宋余杭用力攥住了她的手,微微加重了语气:“林厌,不是的,不是你的错。”

“是我……就是我……如果我没有遇到她,就不会和她成为朋友,林舸就不会杀她,陈妈妈也就不会疯……”

“林厌!”宋余杭攥着她的肩膀,迫使她抬头看向自己,眼神坚定,语气斩钉截铁。

“人们总是在说受害者有罪论,可是受害者们有什么错呢?谁遇见谁,并不是人为能控制的因素,林舸的变化也不是你能控制的因素,要说有错全部都是他的错,他永远也想不明白一点,人生是一条长河,没有人会一直止步不前,他过不了这条河,还停留在原地,所以走错了路,一步错,步步错。”

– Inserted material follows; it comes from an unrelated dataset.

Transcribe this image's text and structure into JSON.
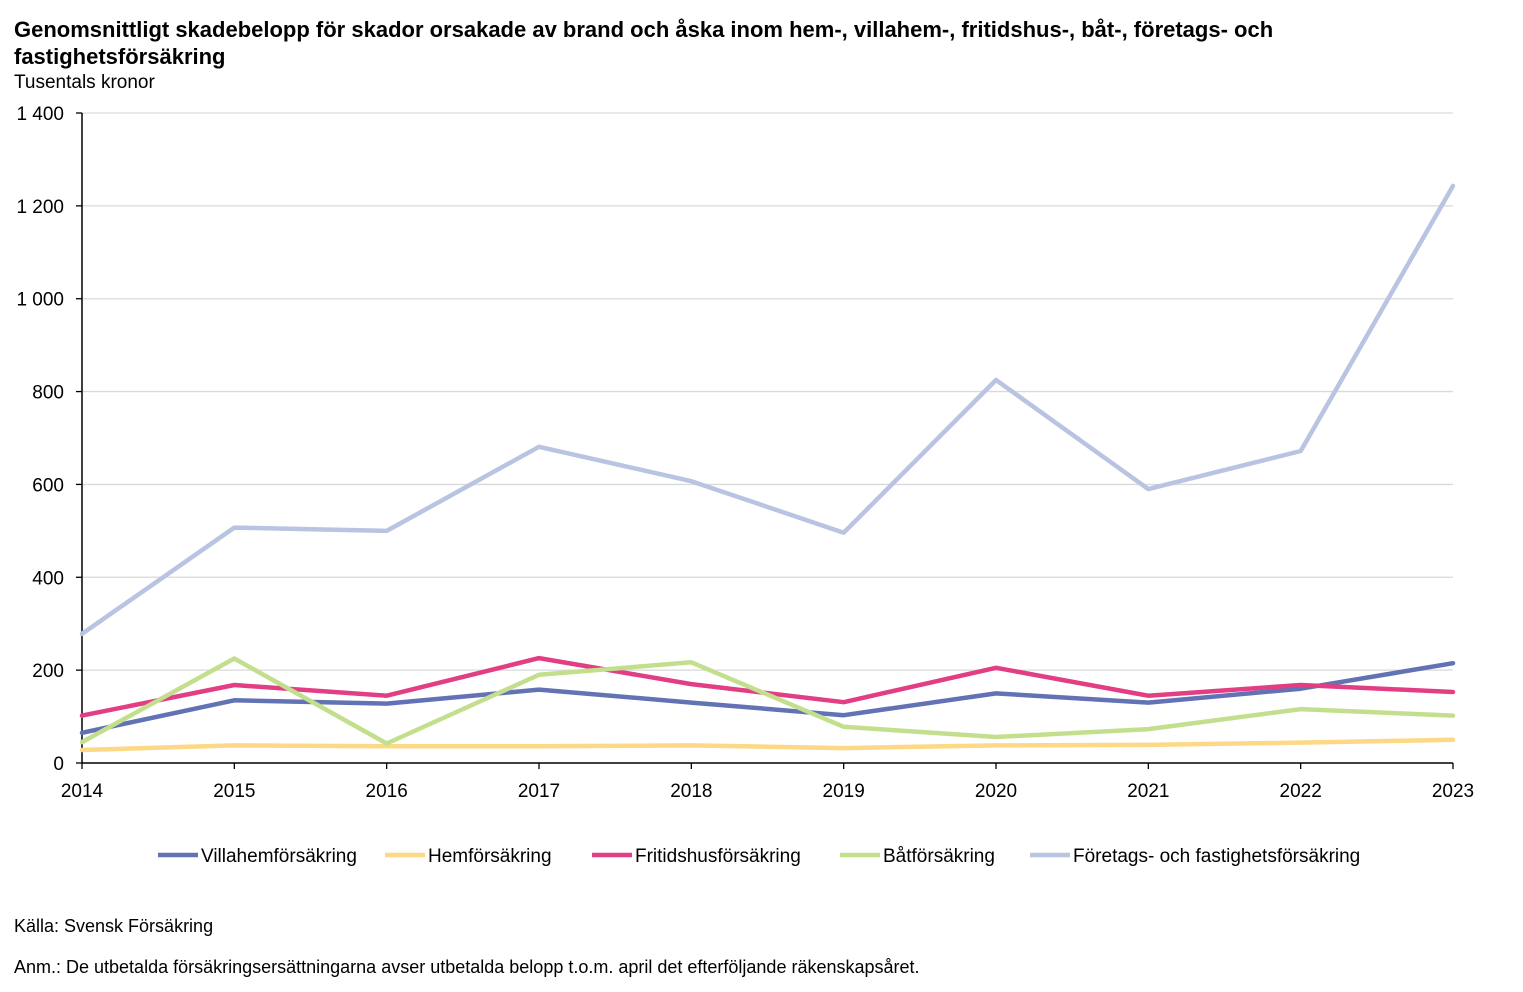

“这些年来,你为初南、为陈妈妈做的也够多了,所以她最后跟你说了‘谢谢’,你明白这是什么意思吗?”

林厌泪眼婆娑看着她,捏紧了手中这封信。

“代表她已经放下了,可以安心地去了,医生说她还理了头发,换了新衣服,她要去见她心爱的女儿了,在这之前,她希望你过的好,一辈子平平安安无病无灾的那种好。”

宋余杭说完,自己也红了眼眶,把人轻轻拥进了怀里。

“而终有一天,我们都会在那个世界和逝去的人相逢。”

顶爷被捕时她没有哭,在林舸家找到初南遗骸的时候,她哭了却没有歇斯底里,然而就在此刻,捏着好友的这封信,哭得上气不接下气。

这是遗憾的泪水,夙愿终结的泪水,好友沉冤得雪的泪水,亦是解脱的泪水。